Problem connecting to a local server when using a dynamic adress given by dhcp

Abarai · Jun 25, 2009, 10:41 AM

Hello, I'm currently running pfSense 1.2.2 on my Network configured as followed:

WAN1 LAN1
\ /
pfSense
/
WAN2 LAN2

my problem concerns a web server on LAN2 (I don't need a dmz). This server is accessible through a static IP 192.168.3.4, and should be accessible only on LAN2.

In the general Setup, i configured the DNS of OpenDNS (208.67.222.222 and 208.67.220.220). This works well on LAN1. I activated a DHCP server on LAN2 with the following range: 192.168.3.10 to 192.168.3.50. As for the DNS Servers, since I enabled DNS forwarder, I use the interface's IP.
With this kind of configuration, i'm able to reach the server when i ping using the hostname, however, i can't reach the Internet.
If I use other DNS for the configuration of my DHCP server, i can reach the Internet but can't reach the server using the hostname anymore. For some reason, i'm redirected on an opendns server.
If I configure a static IP on a local machine using the following:
IP: 192.168.3.46
Mask: 255.255.255.0
Gateway: 192.168.3.254
DNS: 208.67.222.222
DNS2: 208.67.220.220
or DNS: 192.168.3.254 and DNS2: 208.67.222.222
everything work normally.

It looks like the configuration sent by the dhcp has a loophole somewhere, but i can't find it.
Anyone has an idea?

I noticed I can't ping the interface of LAN2, i'm not sure if this is linked to my problem or not.

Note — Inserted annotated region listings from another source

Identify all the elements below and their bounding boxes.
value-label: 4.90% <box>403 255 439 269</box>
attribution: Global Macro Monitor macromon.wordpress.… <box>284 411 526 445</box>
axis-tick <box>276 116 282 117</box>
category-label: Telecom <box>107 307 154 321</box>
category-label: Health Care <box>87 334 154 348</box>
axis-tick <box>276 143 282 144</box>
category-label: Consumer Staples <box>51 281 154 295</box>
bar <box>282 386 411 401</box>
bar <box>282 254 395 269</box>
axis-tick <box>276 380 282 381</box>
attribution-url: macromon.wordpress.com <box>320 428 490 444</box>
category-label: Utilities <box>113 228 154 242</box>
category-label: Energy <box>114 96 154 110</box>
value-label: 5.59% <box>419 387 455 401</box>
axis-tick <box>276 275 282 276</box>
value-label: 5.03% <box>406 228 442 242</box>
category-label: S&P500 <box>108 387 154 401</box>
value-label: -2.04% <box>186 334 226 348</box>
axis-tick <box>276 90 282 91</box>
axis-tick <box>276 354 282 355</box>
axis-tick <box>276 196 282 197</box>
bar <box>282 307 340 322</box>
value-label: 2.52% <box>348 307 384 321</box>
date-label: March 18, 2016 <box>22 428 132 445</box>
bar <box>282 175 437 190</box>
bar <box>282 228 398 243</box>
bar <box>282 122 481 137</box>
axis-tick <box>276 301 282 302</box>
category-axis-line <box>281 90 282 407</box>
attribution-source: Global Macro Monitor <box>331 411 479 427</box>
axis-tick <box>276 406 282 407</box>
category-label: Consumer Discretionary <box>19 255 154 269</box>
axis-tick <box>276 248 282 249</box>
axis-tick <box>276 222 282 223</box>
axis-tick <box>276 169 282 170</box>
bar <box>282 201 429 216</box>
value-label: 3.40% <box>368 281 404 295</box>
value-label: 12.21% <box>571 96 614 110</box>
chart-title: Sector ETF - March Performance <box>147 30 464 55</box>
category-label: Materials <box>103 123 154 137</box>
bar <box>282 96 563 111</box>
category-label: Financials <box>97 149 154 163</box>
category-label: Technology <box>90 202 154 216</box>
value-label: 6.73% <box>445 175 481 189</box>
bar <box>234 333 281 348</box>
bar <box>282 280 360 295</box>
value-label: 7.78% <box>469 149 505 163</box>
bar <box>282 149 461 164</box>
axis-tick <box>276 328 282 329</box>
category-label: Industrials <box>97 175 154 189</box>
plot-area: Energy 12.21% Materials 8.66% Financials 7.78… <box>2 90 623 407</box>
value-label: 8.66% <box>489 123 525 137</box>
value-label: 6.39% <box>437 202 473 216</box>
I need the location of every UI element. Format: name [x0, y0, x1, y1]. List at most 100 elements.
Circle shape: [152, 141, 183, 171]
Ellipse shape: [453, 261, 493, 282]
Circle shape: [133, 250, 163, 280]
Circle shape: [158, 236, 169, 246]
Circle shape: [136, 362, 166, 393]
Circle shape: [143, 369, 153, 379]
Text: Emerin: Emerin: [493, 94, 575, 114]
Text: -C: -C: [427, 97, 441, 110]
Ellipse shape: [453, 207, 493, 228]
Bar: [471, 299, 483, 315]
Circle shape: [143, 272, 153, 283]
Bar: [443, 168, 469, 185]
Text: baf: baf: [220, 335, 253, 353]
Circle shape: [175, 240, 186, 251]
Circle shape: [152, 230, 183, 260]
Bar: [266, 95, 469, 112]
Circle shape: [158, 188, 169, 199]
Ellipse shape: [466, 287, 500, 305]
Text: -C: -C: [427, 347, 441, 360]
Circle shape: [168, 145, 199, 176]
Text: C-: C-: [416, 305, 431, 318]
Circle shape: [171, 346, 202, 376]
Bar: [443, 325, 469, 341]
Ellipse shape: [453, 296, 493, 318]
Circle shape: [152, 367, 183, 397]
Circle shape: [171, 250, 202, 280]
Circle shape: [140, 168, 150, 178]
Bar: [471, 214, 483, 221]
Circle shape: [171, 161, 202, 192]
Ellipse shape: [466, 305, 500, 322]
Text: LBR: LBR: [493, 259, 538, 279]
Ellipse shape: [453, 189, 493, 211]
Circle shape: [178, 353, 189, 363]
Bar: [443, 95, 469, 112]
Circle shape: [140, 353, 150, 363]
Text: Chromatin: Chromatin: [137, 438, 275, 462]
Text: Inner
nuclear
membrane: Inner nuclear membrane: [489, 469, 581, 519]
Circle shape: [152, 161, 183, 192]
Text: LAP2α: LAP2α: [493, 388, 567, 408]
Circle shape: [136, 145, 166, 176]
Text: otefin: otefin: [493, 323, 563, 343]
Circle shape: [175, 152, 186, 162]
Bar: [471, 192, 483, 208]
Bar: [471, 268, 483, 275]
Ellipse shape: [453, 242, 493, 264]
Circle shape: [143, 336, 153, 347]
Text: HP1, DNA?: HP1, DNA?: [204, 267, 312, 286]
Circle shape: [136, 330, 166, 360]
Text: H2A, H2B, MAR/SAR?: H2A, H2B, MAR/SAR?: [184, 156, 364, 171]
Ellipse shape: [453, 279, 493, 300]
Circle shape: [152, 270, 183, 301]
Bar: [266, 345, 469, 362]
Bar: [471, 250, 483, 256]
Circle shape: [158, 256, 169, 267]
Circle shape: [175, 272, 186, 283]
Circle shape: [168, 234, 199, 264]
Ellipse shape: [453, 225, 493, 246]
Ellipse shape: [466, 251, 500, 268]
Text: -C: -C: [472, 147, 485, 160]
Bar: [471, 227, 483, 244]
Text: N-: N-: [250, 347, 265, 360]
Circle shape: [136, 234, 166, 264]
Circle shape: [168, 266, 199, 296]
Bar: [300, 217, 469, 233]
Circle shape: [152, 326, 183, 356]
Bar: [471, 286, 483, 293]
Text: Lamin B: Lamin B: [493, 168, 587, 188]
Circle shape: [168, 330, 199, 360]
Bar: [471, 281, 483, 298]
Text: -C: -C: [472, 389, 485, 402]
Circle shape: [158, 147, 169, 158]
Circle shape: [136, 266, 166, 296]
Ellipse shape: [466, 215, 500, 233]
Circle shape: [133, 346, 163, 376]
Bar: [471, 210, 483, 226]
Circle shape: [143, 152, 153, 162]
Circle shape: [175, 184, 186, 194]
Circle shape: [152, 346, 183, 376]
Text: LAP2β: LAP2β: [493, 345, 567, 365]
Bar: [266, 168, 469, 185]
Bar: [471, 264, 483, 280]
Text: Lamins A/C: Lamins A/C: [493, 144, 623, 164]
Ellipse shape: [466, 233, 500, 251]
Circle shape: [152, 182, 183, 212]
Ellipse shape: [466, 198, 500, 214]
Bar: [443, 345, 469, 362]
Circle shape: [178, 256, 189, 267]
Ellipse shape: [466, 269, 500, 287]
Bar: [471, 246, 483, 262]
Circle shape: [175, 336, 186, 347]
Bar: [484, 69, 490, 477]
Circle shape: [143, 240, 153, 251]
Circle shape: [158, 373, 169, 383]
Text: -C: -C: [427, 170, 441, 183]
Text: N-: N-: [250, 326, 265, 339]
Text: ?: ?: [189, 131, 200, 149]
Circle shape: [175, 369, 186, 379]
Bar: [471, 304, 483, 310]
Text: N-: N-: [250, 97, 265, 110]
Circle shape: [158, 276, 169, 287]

goulou · Jun 27, 2009, 5:07 AM

I'm not sure whether I fully understand your configuration as described but since you're looking for ideas…

You are using static IP's on LAN2 but can't reach the internet with DNS Forwarder configured... I would suggest you first confirm your DHCP server configuration. Do you have "Enable Static ARP Entries" checked? If so, the likely reason your LAN2 server cannot get out to the Internet with DNS Forwarder enabled is you also need to add an entry for the LAN2 server itself since LAN2 is using a non-DHCP assigned address.

Assuming DNS on your LAN2 server points to PFSense LAN2 interface address, then simply add an entry on the DHCP Server page: {MAC address IP address Hostname Description} and save + apply your new settings.

You should be in business with that.

Abarai · Jun 30, 2009, 8:02 AM

Hello, sorry for the delay.
I'm using static Ip's only because i have to. I'm trying to have a normal Lan, on which the servers are defined with a static IP (the IP is given by pfsense) and every other computers receive and address from the DHCP. The server is configured correctly. The problem is when a user with a dynamic address try to ping, or try to connect to a SQL database using the hostname of the server, he is redirected on an opendns server, whereas a user configured with a static IP (with the exact same configuration than the one forwarded by the dhcp server) can reach the server.

I don't understand this process.

My not having Internet depends on the DNS configured in the dhcp server. It is said that if dns forwarder is enabled one must use the interface's Ip. However if i do this i can not reach the internet, whereas if i configure a real DNS, i access the internet.